Борис, Саша, Аня и Женя тоже сидели вокруг костра, в какой-то момент к ним присоединился Китька и пристроился рядом с Анной. Она подумала немного и обняла его, накрыла своим плащом.
– Нехорошо это, – сказала Саша. – Нам тепло, а они мерзнут. Вот и наши приехали.
Ирина схватила Сашу за плечи, рывком поставила на ноги и обняла так, что у сестры захрустел позвоночник.
– Шура, – сказала Ирина, – поехали домой. Мы уезжаем, Шура, что ты стоишь истуканом?
Саша, не отрываясь, смотрела в сторону памятника. Там мерзли девочки Сейлормун, Судзумия Харухи, Наруто и Лина Инверс. Мальчики в самосшитых хаори и хакама сжимали озябшими руками рукояти катан. Молчали все, и живое серое кольцо вокруг них тоже не издавало никаких звуков. Казалось, что дети, окружившие своих сверстников, соседей и одноклассников, не испытывают ни холода, ни голода, ни жажды. За все это время ни один из них не поднялся, не вышел из круга, чтобы попить, пописать, размяться.

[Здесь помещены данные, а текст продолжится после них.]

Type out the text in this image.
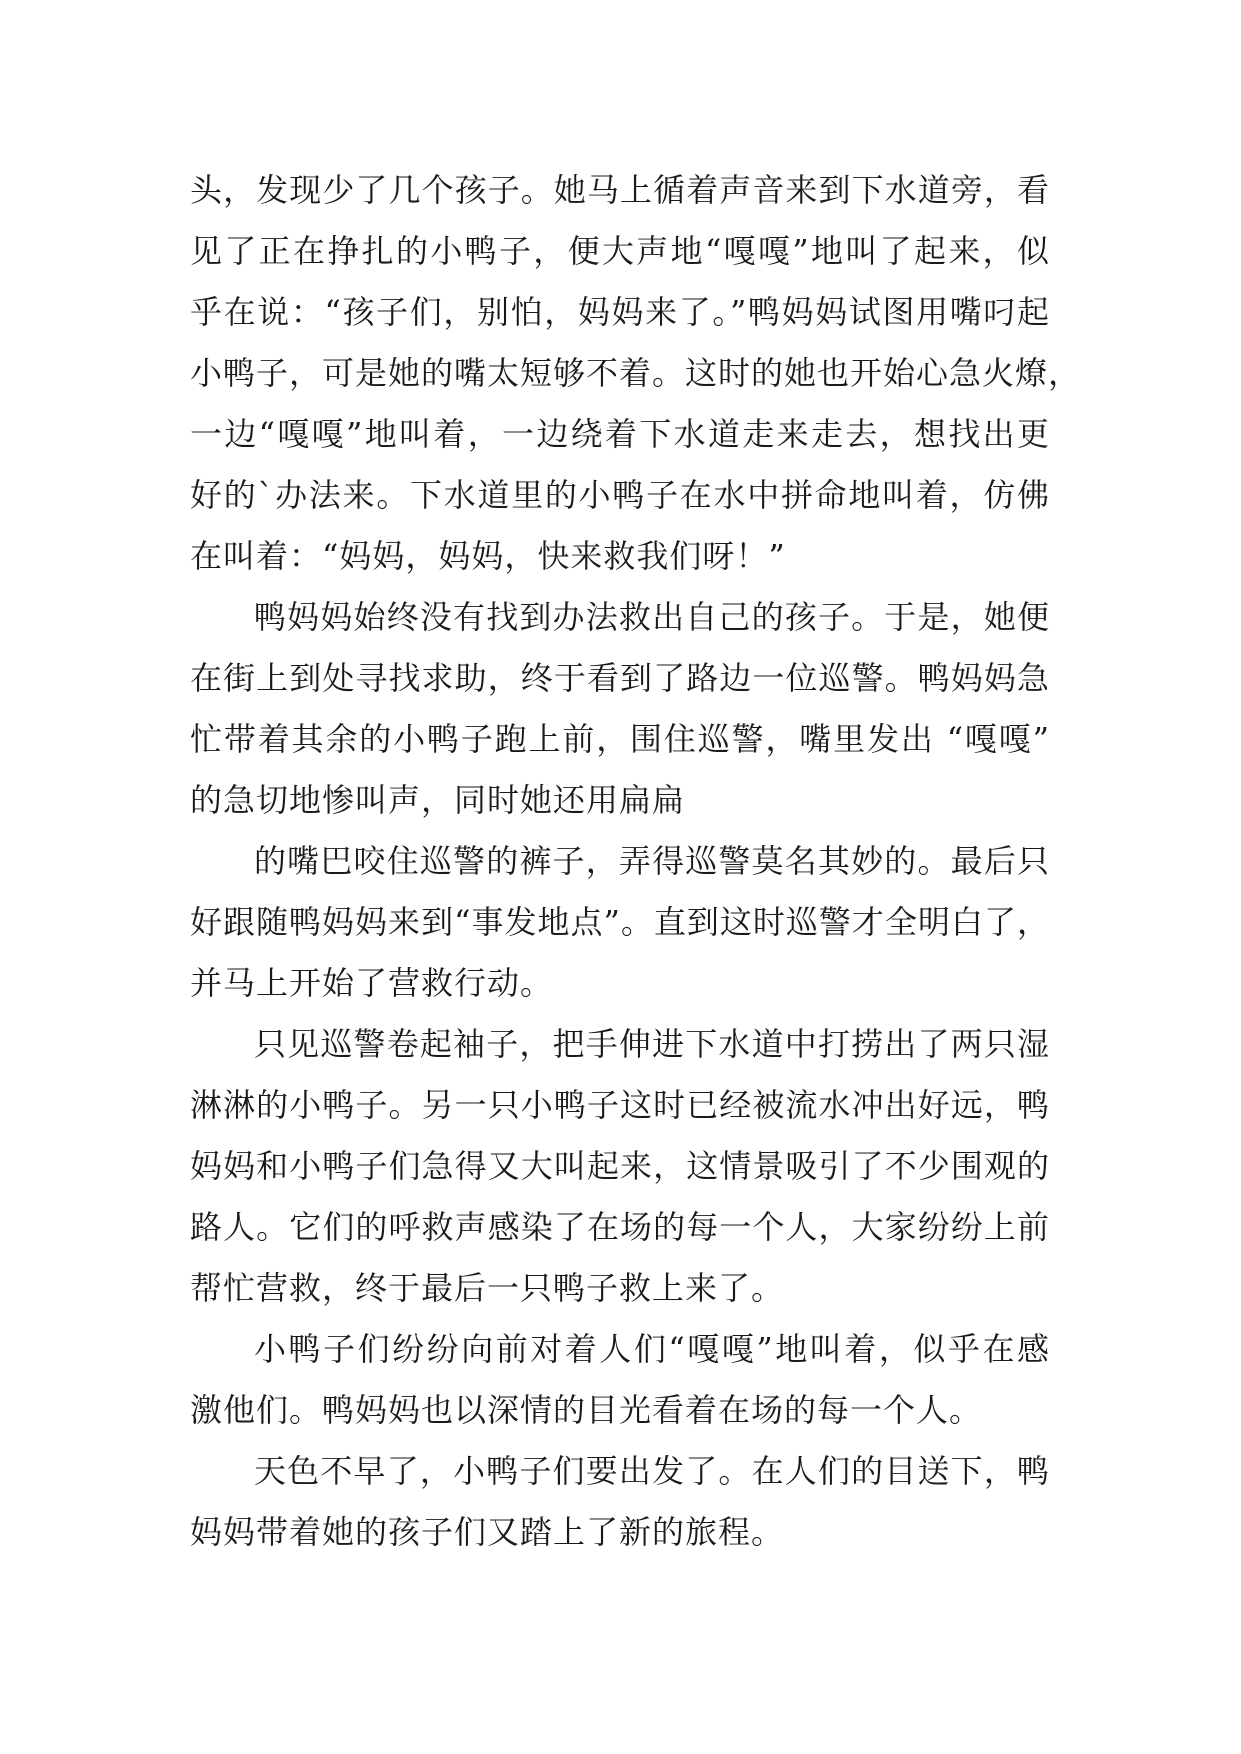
头，发现少了几个孩子。她马上循着声音来到下水道旁，看
见了正在挣扎的小鸭子，便大声地“嘎嘎”地叫了起来，似
乎在说：“孩子们，别怕，妈妈来了。”鸭妈妈试图用嘴叼起
小鸭子，可是她的嘴太短够不着。这时的她也开始心急火燎，
一边“嘎嘎”地叫着，一边绕着下水道走来走去，想找出更
好的`办法来。下水道里的小鸭子在水中拼命地叫着，仿佛
在叫着：“妈妈，妈妈，快来救我们呀！”
鸭妈妈始终没有找到办法救出自己的孩子。于是，她便
在街上到处寻找求助，终于看到了路边一位巡警。鸭妈妈急
忙带着其余的小鸭子跑上前，围住巡警，嘴里发出 “嘎嘎”
的急切地惨叫声，同时她还用扁扁
的嘴巴咬住巡警的裤子，弄得巡警莫名其妙的。最后只
好跟随鸭妈妈来到“事发地点”。直到这时巡警才全明白了，
并马上开始了营救行动。
只见巡警卷起袖子，把手伸进下水道中打捞出了两只湿
淋淋的小鸭子。另一只小鸭子这时已经被流水冲出好远，鸭
妈妈和小鸭子们急得又大叫起来，这情景吸引了不少围观的
路人。它们的呼救声感染了在场的每一个人，大家纷纷上前
帮忙营救，终于最后一只鸭子救上来了。
小鸭子们纷纷向前对着人们“嘎嘎”地叫着，似乎在感
激他们。鸭妈妈也以深情的目光看着在场的每一个人。
天色不早了，小鸭子们要出发了。在人们的目送下，鸭
妈妈带着她的孩子们又踏上了新的旅程。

– Шура! – трясла сестру Ирина.
– Давай отойдем в сторонку, Ирка. – Саша вырвалась и пошла к дороге. – Слушай меня, – сказала она, остановившись, и что-то было такое в ее тоне, что Ирина, открыв рот, снова закрыла его. – Я знаю, что это. И ты знаешь, что это. И знаешь что?
– Ну?
– Помнишь о культе аматонго у зулусов наших любимых? Ну, культ предков! Вспоминай!
– А при чем здесь…
– У них там была технология одна. Если ты хотел отправиться к предкам, но время твое еще не пришло, по снисхождению шамана к твоей скорби – например, по родителям или старшим братьям – ты мог произнести текст, который замедляет функции организма и через какое-то время, через час примерно, приводит к их полной остановке. Это время специально дано, чтобы ты мог попрощаться с близкими – вот именно не заранее, а так, как до́лжно прощаться человеку, который осознает неотвратимость того, что должно произойти. Но это время можно же истратить и на что-то другое, правда, Ирка?